In a bombshell emergency court filing on Thursday, FTX claimed that the government of the Bahamas directed Bankman-Fried to gain “unauthorized access” while in custody.
While thousands of clients have been denied access to their funds, millions of dollars in crypto reportedly continued to be drained from FTX wallets over the weekend through a back door in the Bahamas.
The filing cited an interview published by Vox on Wednesday, in which Bankman-Fried expressed disdain for regulators.
“F**k regulators,” he said in the interview, adding: “They make everything worse. They don’t protect customers at all.”
“You know what was maybe my biggest single f**k up?” he asked. “Chapter 11.”
The motion lodged by FTX in the US Bankruptcy Court in Delaware says the alleged conduct puts “in serious question” a request by regulators in the Bahamas for recognition as liquidators in the bankruptcy.

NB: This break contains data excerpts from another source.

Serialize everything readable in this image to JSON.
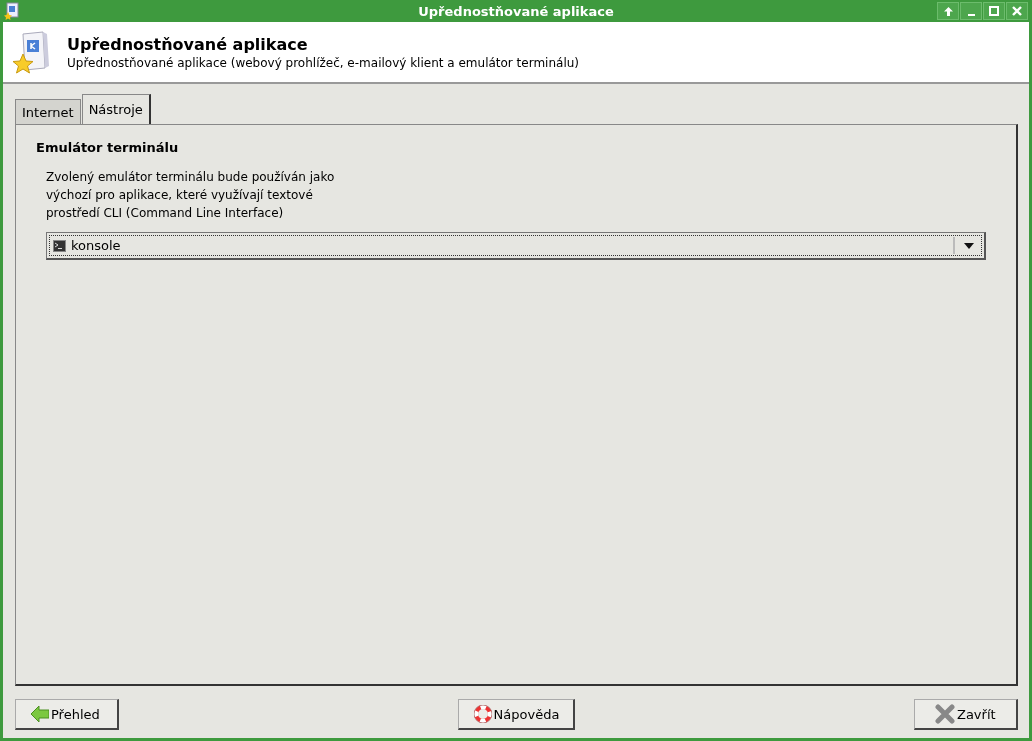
{
  "window": {
    "title": "Upřednostňované aplikace"
  },
  "header": {
    "title": "Upřednostňované aplikace",
    "subtitle": "Upřednostňované aplikace (webový prohlížeč, e-mailový klient a emulátor terminálu)"
  },
  "tabs": [
    {
      "label": "Internet",
      "selected": false
    },
    {
      "label": "Nástroje",
      "selected": true
    }
  ],
  "section": {
    "title": "Emulátor terminálu",
    "description": "Zvolený emulátor terminálu bude používán jako\nvýchozí pro aplikace, které využívají textové\nprostředí CLI (Command Line Interface)",
    "dropdown": {
      "value": "konsole"
    }
  },
  "buttons": [
    {
      "kind": "back",
      "label": "Přehled"
    },
    {
      "kind": "help",
      "label": "Nápověda"
    },
    {
      "kind": "close",
      "label": "Zavřít"
    }
  ]
}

“[I]n connection with investigating a hack on Sunday, November 13, Mr. Bankman-Fried and [FTX co-founder Gary] Wang, stated in recorded and verified texts that ‘Bahamas regulators’ instructed that certain post-petition transfers of Debtor assets be made by Mr. Wang and Mr. Bankman-Fried (who the Debtors understand were both effectively in the custody of Bahamas authorities) and that such assets were ‘custodied on FireBlocks under control of Bahamian gov’t,’” the filing said.
FTX, which is based in the Bahamas due to the relaxed tax laws, collapsed on November 11 in a scandal that has cost investors more than $11 billion. The debacle followed reports of mishandled customer funds and abandoned acquisition plans by rival exchange Binance.
The scandal has triggered a crisis of confidence in the cryptocurrency market and caused the value of assets including Bitcoin to sink.